A investigação é só a ponta da iceberg, algo que temos repetido com frequência por aqui. As autoridades suíças estão de olho na Fifa porque, por anos, o país foi leniente com o tratamento de contas bancárias de corporações, se tornou um paraíso fiscal para quem quisesse lavar dinheiro.

A pressão da Europa ocidental e dos Estados Unidos fez com que algumas coisas mudassem, como por exemplo a inclusão de suborno como crime no país – até os anos 1990, não era, razão pela qual Ricardo Teixeira, mesmo tendo sido condenado a devolver dinheiro que recebeu irregularmente como suborno, não ter ficado preso no país na época da sentença, em 2012. Os atos praticados eram imorais, mas não eram crimes nos anos 1990. Desde então, o quadro mudou. Agora, as autoridades suíças parecem dispostas a colocar pessoas atrás das grades por conta de crimes de colarinho branco.

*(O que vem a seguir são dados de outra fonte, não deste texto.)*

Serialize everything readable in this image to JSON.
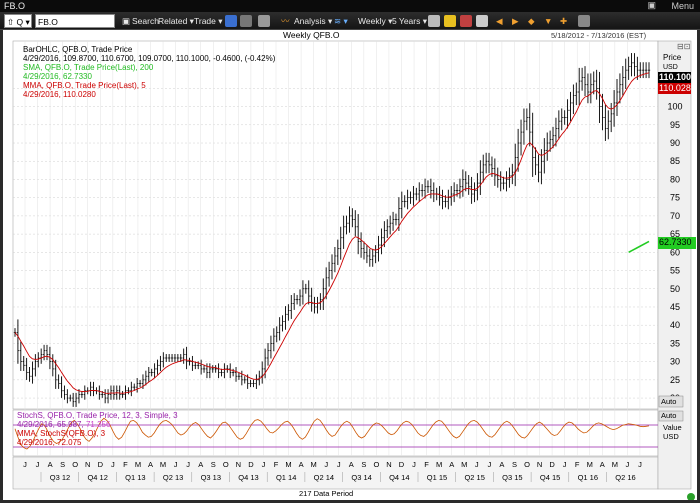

Segundo Lauber, a investigação suíça encontrou 104 relacionamentos entre bancos e clientes, cada um deles representando diversas contas bancárias. A unidade de Inteligência Financeira Anti-Lavagem de Dinheiro da Suíça identificou 53 transações suspeitas com informações fornecidas pelos bancos. Sim, os bancos suíços estão colaborando porque a chapa está esquentando para eles também. O terceiro maior banco suíço, Julius Baer, anunciou que está fazendo uma investigação interna em relação à Fifa. O banco afirmou que está colaborando com as autoridades e não informou quando a investigação interna começou.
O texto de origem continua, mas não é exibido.